Der Zuschauer als Blume

Tanz im August Mit der Lust am Kommunikativen, dem spielerischen Dialog zwischen White Cube und Bühne und der Sehnsucht nach Minimal gelingt ein vielverheißender Festival-Auftakt

Lucinda Childs Minimalballett „Available Light“ permutiert streng geometrisch. Die Wiederaufnahme des Erfolgs von 1983 wurde jetzt zum Coup Foto: Gerhard F. Ludwig

von Astrid Kaminski

Wenn Willem de Rooijs Konzeptblumenstrauß „Bouquet V“ anstelle des Publikums zum Eröffnungsabend des Festivals „Tanz im August“ im Jugendstiltheatersaal des HAU 1 platziert ist, dann wohl zunächst als kunstgeschichtliche Referenz. Aus 95 Winterblumen (einschließlich botanischer Namensliste) bestand de Rooijs Strauß ursprünglich, seine Bouquets sind wie die alten Blumenstillleben thematisch kategorisiert: etwa nach Jahreszeit, nach Geruch oder auch nach Blumen, die allergen wirken. „Bouquet V“ ist Teil der Privatkollektion des Sammler- und Stifterpaares Haubrok und wurde in einer Variation aus 95 Sommerblumen präsentiert. Ein Auftakt mit Verweisen: Blumen, diese alte Vanitasmetapher, im Publikum; das Publikum auf der Bühne. Ist die Zeit des Auditoriums im Theater vorbei?

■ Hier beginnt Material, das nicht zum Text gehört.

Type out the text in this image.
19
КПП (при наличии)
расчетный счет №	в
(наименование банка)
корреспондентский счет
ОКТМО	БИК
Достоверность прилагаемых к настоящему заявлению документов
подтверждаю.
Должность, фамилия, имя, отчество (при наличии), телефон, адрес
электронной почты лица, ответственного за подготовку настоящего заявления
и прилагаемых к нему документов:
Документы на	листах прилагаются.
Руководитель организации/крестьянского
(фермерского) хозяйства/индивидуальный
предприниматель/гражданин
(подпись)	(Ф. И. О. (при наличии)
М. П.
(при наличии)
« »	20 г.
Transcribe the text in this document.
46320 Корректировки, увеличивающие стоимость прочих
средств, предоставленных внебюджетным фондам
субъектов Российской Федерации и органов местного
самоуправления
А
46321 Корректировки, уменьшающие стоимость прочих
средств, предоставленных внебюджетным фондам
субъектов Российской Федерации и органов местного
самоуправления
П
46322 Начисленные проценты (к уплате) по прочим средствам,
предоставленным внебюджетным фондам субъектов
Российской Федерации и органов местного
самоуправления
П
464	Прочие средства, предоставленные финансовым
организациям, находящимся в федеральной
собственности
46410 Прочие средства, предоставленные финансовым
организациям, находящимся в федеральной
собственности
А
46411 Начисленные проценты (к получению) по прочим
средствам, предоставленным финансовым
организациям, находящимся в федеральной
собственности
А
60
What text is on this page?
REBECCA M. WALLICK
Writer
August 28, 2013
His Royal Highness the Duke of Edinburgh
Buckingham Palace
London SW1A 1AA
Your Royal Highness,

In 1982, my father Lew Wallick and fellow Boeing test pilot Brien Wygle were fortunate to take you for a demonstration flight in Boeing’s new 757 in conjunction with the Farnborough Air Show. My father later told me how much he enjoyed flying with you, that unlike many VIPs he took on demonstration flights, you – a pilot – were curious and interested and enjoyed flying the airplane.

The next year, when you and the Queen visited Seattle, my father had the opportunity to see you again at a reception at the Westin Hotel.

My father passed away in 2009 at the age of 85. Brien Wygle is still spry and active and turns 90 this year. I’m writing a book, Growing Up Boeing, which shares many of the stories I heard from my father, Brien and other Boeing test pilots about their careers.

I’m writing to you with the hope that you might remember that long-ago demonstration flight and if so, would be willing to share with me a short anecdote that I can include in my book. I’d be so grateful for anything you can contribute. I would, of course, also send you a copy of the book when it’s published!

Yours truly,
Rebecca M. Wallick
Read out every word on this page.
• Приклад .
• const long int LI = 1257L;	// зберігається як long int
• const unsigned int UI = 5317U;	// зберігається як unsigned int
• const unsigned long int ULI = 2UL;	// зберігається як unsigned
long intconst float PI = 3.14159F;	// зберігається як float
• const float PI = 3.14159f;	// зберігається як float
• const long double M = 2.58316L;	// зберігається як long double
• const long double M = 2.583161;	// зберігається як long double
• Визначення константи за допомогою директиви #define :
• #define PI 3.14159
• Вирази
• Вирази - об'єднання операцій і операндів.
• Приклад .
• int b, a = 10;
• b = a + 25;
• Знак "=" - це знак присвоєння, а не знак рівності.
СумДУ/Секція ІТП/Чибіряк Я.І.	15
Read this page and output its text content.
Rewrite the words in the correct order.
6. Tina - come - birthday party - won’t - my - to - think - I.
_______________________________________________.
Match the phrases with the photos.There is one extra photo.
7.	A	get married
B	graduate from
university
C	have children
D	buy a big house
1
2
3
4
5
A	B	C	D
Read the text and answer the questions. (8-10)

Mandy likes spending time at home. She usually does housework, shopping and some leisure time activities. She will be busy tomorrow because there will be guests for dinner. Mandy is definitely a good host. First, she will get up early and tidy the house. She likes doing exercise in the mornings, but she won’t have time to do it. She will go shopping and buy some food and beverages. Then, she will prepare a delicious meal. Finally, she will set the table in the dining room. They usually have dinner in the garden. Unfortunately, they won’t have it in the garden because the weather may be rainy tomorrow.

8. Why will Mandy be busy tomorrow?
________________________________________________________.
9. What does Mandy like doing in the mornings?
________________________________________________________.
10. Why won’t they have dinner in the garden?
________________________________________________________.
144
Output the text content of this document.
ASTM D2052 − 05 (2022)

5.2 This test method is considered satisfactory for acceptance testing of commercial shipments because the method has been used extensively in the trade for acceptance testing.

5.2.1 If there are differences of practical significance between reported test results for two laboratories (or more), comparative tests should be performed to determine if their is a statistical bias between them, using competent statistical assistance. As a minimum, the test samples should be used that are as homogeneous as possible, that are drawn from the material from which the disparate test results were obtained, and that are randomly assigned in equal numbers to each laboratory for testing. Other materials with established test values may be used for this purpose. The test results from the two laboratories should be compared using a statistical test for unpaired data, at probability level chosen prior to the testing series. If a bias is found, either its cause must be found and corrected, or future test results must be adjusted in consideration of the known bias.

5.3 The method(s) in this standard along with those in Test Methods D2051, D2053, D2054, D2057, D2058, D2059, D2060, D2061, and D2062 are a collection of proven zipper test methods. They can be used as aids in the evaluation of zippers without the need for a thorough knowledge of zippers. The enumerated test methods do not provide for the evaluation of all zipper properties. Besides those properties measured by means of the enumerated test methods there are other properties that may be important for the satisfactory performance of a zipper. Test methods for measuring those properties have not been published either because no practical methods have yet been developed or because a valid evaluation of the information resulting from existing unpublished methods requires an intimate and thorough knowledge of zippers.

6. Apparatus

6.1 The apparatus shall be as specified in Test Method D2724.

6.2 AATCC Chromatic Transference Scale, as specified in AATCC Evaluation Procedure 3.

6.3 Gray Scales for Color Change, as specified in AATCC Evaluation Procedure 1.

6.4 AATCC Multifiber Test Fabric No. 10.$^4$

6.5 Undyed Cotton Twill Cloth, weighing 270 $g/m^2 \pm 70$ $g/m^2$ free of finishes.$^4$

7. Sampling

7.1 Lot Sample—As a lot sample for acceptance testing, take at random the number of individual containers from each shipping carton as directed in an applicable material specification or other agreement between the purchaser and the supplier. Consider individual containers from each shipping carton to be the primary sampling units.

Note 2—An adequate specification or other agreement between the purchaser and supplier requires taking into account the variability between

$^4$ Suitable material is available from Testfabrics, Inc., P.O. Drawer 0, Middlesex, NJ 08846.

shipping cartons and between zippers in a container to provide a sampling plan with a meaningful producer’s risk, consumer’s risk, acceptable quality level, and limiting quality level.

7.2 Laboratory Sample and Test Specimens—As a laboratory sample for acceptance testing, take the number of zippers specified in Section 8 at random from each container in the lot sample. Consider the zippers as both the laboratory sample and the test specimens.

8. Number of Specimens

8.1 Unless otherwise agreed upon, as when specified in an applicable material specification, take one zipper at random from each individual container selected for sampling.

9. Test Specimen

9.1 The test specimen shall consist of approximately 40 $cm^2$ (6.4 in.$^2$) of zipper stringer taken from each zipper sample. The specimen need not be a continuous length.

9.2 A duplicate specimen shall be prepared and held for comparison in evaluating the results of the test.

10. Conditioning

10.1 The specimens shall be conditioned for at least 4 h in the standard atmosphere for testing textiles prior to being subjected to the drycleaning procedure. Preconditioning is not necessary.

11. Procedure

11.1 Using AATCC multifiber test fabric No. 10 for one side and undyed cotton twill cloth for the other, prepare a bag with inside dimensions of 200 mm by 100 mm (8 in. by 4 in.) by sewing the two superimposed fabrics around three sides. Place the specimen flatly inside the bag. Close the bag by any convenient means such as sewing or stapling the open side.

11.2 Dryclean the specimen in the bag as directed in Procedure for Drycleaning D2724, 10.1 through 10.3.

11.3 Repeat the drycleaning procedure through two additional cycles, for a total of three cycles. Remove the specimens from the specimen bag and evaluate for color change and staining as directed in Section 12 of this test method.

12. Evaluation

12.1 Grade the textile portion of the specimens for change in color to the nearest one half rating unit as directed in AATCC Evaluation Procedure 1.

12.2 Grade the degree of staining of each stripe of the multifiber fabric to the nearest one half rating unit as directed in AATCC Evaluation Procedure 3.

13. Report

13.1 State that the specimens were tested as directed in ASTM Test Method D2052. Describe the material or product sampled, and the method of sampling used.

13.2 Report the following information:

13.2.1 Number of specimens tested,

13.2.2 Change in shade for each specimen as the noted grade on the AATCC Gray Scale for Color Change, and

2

Zunächst einmal ist das Bouquet Teil eines so findigen wie augenzwinkernden Coups: Bevor Tanz im August im großen Stil mit Lucinda Childs ursprünglich für das Museum of Contemporary Art in Los Angeles geschaffenen „Available Light“ im Haus der Berliner Festspiele eröffnete, schuf die Kuratorin Virve Sutinen einen Prolog: Sie invertierte das anhaltende Interesse der bildenden Kunst an der Tanzperformance und lud die Haubroks ein, eine Readymade-Kollektion auf der Bühne HAU 1 zu präsentieren. Die brachten edle Stücke mit, darunter Werke Olafur Eliassons, des derzeit absolut überbuchten Danh Vo oder des Malers und Objektkünstlers Andreas Slominski. Der hat dem Event nicht nur den etwas sperrigen Titel „Die Erde zur gleichen Zeit halb so klein und doppelt so groß“ geliehen, sondern auch Pech mit dem Grünflächenamt gehabt: Sein Fußballtor durfte nicht vor dem HAU 1 im Trottoir verankert werden, kam deshalb hinter die Kulissen. Und das trifft ins Herz der Sache: Es zählt die Story. Dass Konzeptkunst nicht ohne den Kontext der Idee auskommt, ist klar; die Bühne verstärkt diese Verquickung offenbar und macht Lust zum Auserzählen. Die Haubroks und sechs Kunsterklärer*innen stehen als Counterparts der Objekte Rede und Antwort.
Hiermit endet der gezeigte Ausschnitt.